Gayle Robinson hangs up a jacket on full racks on Friday.

She is the only person in her store, Robinson’s Outdoor Store.

The staff is laid off and for the first time its 91 year history, its doors are shut.

“We closed on March 17th. And that’s the hardest thing I’ve ever had to do is close this store,” Robinson said.

The news that there is significant federal help for small and medium-sized businesses such as hers is a relief.

“It’s just huge news, we’re absolutely thrilled that they would pay 75 per cent of payroll,” Robinson said.

On Friday, the federal government announced a new assistance plan. Ottawa will provide subsidies to small and medium-sized businesses to help keep employees on the books through the current crisis.

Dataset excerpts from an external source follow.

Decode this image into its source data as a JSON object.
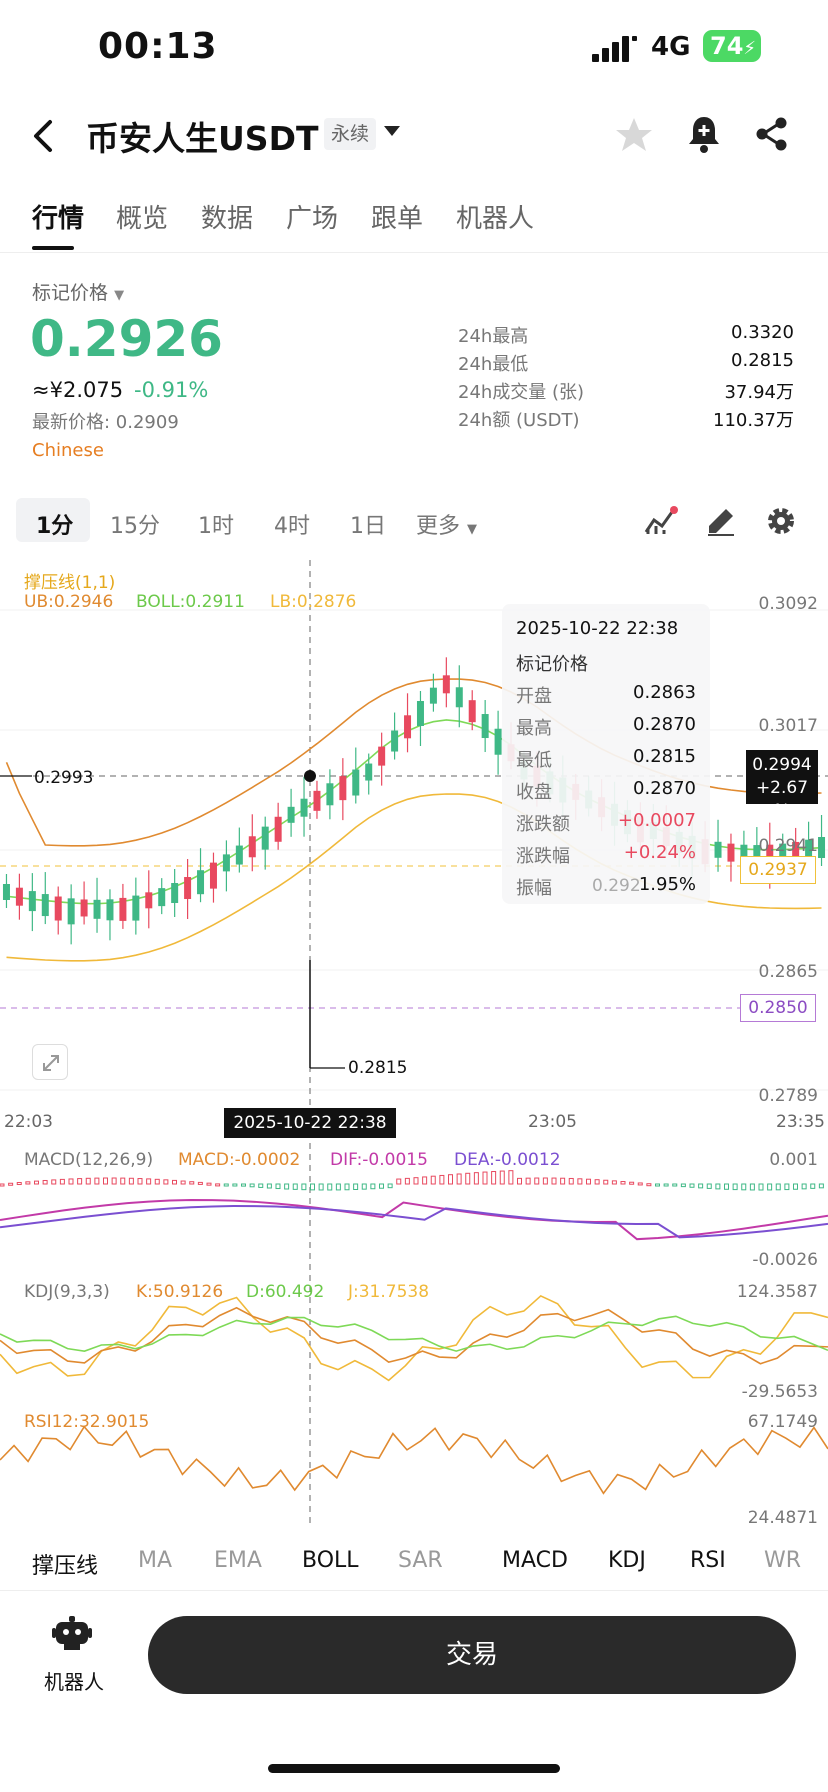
{
  "status": {
    "time": "00:13",
    "network": "4G",
    "battery": "74"
  },
  "header": {
    "title": "币安人生USDT",
    "perp_tag": "永续"
  },
  "tabs": [
    "行情",
    "概览",
    "数据",
    "广场",
    "跟单",
    "机器人"
  ],
  "price": {
    "mark_label": "标记价格",
    "mark_price": "0.2926",
    "cny": "≈¥2.075",
    "change": "-0.91%",
    "last_price": "最新价格: 0.2909",
    "language": "Chinese"
  },
  "stats": [
    {
      "label": "24h最高",
      "value": "0.3320"
    },
    {
      "label": "24h最低",
      "value": "0.2815"
    },
    {
      "label": "24h成交量 (张)",
      "value": "37.94万"
    },
    {
      "label": "24h额 (USDT)",
      "value": "110.37万"
    }
  ],
  "intervals": [
    "1分",
    "15分",
    "1时",
    "4时",
    "1日",
    "更多"
  ],
  "chart": {
    "legend_title": "撑压线(1,1)",
    "ub": "UB:0.2946",
    "boll": "BOLL:0.2911",
    "lb": "LB:0.2876",
    "price_axis": [
      "0.3092",
      "0.3017",
      "0.2941",
      "0.2865",
      "0.2789"
    ],
    "time_axis": [
      "22:03",
      "23:05",
      "23:35"
    ],
    "hi_mark": "0.2993",
    "lo_mark": "0.2815",
    "tag_cross": "0.2994",
    "tag_cross_pct": "+2.67 %",
    "tag_gold": "0.2937",
    "tag_purple": "0.2850",
    "crosshair_time": "2025-10-22 22:38",
    "ghost_price": "0.292",
    "tooltip": {
      "time": "2025-10-22 22:38",
      "title": "标记价格",
      "rows": [
        {
          "label": "开盘",
          "value": "0.2863",
          "color": "#111111"
        },
        {
          "label": "最高",
          "value": "0.2870",
          "color": "#111111"
        },
        {
          "label": "最低",
          "value": "0.2815",
          "color": "#111111"
        },
        {
          "label": "收盘",
          "value": "0.2870",
          "color": "#111111"
        },
        {
          "label": "涨跌额",
          "value": "+0.0007",
          "color": "#e8495f"
        },
        {
          "label": "涨跌幅",
          "value": "+0.24%",
          "color": "#e8495f"
        },
        {
          "label": "振幅",
          "value": "1.95%",
          "color": "#111111"
        }
      ]
    },
    "macd": {
      "title": "MACD(12,26,9)",
      "macd": "MACD:-0.0002",
      "dif": "DIF:-0.0015",
      "dea": "DEA:-0.0012",
      "axis_top": "0.001",
      "axis_bottom": "-0.0026"
    },
    "kdj": {
      "title": "KDJ(9,3,3)",
      "k": "K:50.9126",
      "d": "D:60.492",
      "j": "J:31.7538",
      "axis_top": "124.3587",
      "axis_bottom": "-29.5653"
    },
    "rsi": {
      "title": "RSI12:32.9015",
      "axis_top": "67.1749",
      "axis_bottom": "24.4871"
    }
  },
  "indicator_tabs": [
    {
      "label": "撑压线",
      "on": true
    },
    {
      "label": "MA",
      "on": false
    },
    {
      "label": "EMA",
      "on": false
    },
    {
      "label": "BOLL",
      "on": true
    },
    {
      "label": "SAR",
      "on": false
    },
    {
      "label": "MACD",
      "on": true
    },
    {
      "label": "KDJ",
      "on": true
    },
    {
      "label": "RSI",
      "on": true
    },
    {
      "label": "WR",
      "on": false
    }
  ],
  "bottom": {
    "robot_label": "机器人",
    "trade_label": "交易"
  },
  "colors": {
    "up": "#e8495f",
    "down": "#3fb886",
    "ub": "#e08a30",
    "boll": "#7ed957",
    "lb": "#f0b93a",
    "dif": "#c23aa8",
    "dea": "#7b4fd1"
  }
}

Last week’s federal emergency assistance plan provided a 10 per-cent wage subsidy to help companies weather these hard economic times.  But today, Prime Minister Justin Trudeau announced that the subsidy was substantially increased.

“We’re helping companies keep people on the payroll so workers are supported and the economy is positioned to recover from this,” Trudeau said.

“This means people will continue to be paid even though their employer has had to slow down or stop its operations because of COVID-19. We’re helping companies keep people on the payroll so workers are supported and the economy is positioned to recover from this.”

Ottawa’s plan includes a wage subsidy that will pay 75 per cent of a business wage for three months, retroactive to March 15.  And a $40,000 interest free loan, also retroactive to March 15.

The first $10,000 of the loan is forgivable. The value of the total package is $25 billion.  And Ottawa is deferring GST, HST payments, and taxes and duties for imports until June 1.

READ MORE: Prime Minister announces support for small businesses facing impacts of COVID‑19

“The 75 per cent subsidy is a game-changer,” the CEO of the Greater Victoria Chamber of Commerce Catherine Holt said this is what businesses need.

“I know a lot of employers have been hanging on, hoping for help that would allow them to keep their employees and I’m assuming this will change that.”

Terri Hustins owns two shops in downtown Victoria, Kaboodles, and Oscar and Libby’s Gift Shop.

“I was thrilled, obviously, as a small business owner to hear that there is going to be more cash for us to access,” Hustins said.   Her stores are full of inventory from a recent buying trip.  The stock arrived after March 16, the day she and her husband closed the businesses.  It was too late to cancel the order and too late to have the orders held. She says the measures announced today will help so her business has a future.  ”

I’m not sure what it’ll look like when we open our doors. But we’re pretty focused and determined to get through this together,” Hustins said.

The federal government said more information about wage subsidies will be released by the end of the month.